The work in the show narrated highly experimental processes with various collaborations between artists who included Justin Steiner from New York, the US, Rachel Monosov from Belgium, Xeviar Robles de Medina from Surinam and local practitioners Sabina Mutsvati, Franklin Dzingai, Wallen Mapondera, Gareth Nyandoro, Moffat Takadiwa, Masimba Hwati, Option Nyahunzvi, Terrence Musekiwa, Mavis Tauzeni and Admire Kamudzengerere.
Meanwhile, at Dzimbanhete Arts Interactions where the visiting “ZigZagZim” project artists were accommodated, the construction of the all Africa Village of permanency for the Festival of Afrikan Arts Culture has taken shape with completion of a number of countries’ huts using their very traditional methods of the construction.
A lot of research by Dzimbanhete has placed every detail to the fore and what is needed now the most is assistance to obtain the necessary materials. Some members of the Somerby farming community are giving a hand to see the project through by assisting in the construction and sourcing of the readily available materials.
Dzimbanhete is aiming at completing the construction of all the 54 sub-villages with each sub-village consisting of an average of two structures resembling architectural types found in each respective country.
While the villages will work out as platforms for cultural and artistic displays, this festival will also feature onstage performances both on the main and subsidiary venues. The launch of this festival will mark the establishment of the all Africa Village, an entity whose benefits to the country will be multi-fold.
Dzimbanhete envisage this village creating a platform for a socio-economic progression and common cultural understanding on the continent while commanding educational, cultural and recreational attention year in-year-out, attracting lots of traffic and enhancing the tourism industry in a very big way. The activities that will follow the successful establishment of this African Village will encourage inter-cultural interactions and appreciation among Africans, increase discourse and appreciation of African cultural values and knowledge systems.
The village as an entity will remain a platform for many other cultural activities which DAI is already programming for this year and beyond.
Some of the major activities will include; embassies being invited to hold their national days at their respective villages, cultural residency programmes whereby cultural practitioners will be invited from various African countries to stay at their respective villages for a substantial number of days while sharing their ways, showcasing their food, attire, crafts, stories and all that matters to them as a people.

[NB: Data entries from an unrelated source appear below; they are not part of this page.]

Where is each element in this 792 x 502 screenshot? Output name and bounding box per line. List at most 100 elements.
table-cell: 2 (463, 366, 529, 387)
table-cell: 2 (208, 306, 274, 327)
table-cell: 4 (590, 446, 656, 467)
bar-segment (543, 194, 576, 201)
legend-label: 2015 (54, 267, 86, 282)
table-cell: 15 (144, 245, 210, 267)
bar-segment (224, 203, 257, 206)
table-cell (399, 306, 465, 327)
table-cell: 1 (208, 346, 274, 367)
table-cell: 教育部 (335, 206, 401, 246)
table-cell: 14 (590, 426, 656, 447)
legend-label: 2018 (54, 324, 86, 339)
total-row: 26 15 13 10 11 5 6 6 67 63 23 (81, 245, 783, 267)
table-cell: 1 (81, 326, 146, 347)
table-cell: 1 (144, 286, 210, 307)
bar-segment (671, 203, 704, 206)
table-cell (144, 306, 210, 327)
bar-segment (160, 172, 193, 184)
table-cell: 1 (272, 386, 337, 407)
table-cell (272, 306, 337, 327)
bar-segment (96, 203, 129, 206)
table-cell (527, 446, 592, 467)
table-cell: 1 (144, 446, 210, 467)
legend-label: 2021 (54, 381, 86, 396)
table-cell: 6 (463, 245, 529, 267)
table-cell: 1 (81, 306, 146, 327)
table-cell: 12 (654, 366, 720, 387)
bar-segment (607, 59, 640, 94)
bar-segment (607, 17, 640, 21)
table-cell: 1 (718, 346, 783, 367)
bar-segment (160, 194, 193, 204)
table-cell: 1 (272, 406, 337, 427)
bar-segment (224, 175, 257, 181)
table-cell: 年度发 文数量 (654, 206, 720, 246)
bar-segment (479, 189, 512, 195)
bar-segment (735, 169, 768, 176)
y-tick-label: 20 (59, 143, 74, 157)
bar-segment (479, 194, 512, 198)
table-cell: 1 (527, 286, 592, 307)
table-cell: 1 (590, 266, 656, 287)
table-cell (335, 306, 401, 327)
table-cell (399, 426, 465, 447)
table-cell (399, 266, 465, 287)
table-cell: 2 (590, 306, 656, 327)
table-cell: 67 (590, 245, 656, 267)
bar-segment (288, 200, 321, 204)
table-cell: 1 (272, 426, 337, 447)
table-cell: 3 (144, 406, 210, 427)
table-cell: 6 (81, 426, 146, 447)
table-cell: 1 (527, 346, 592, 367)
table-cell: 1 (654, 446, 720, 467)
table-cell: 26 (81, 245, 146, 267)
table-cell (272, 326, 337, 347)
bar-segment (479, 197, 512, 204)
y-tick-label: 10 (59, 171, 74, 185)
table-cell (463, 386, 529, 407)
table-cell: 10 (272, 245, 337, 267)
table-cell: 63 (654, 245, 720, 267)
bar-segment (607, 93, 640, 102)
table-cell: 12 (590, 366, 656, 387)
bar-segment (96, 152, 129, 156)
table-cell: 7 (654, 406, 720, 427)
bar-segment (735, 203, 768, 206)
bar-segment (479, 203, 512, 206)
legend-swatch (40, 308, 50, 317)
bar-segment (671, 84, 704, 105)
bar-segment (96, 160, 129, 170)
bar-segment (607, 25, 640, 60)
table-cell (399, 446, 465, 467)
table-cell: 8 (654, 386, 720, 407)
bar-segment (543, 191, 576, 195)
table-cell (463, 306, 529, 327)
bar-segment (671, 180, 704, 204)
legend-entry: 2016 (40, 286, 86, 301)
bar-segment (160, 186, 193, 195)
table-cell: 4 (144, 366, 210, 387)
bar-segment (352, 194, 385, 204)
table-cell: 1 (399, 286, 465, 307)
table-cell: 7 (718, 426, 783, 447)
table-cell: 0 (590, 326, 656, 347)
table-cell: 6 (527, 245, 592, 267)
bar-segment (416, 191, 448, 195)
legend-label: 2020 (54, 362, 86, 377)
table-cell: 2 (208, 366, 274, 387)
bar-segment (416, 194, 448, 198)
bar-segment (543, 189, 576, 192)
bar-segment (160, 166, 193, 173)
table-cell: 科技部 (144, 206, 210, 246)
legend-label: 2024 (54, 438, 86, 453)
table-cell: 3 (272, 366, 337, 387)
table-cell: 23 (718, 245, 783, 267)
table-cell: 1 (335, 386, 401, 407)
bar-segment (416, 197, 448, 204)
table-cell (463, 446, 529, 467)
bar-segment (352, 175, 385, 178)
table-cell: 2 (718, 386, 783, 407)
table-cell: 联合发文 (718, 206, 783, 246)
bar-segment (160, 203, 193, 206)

Special programmes will be run for days such as Africa Day, Day of the African Child, Culture Week, etc. Cultural camps for children will be designed and held at villages.
These events will create constant employment for the local communities and benefit thousands people per year, thus complimenting the Zim-Asset programme. The interactions with other cultures will for sure positively impact on our local approach to rural architecture, diet, attire, value systems and even use of our own languages.
Special programmes will be run for days such as Africa Day, Day of the African Child, Culture Week, etc.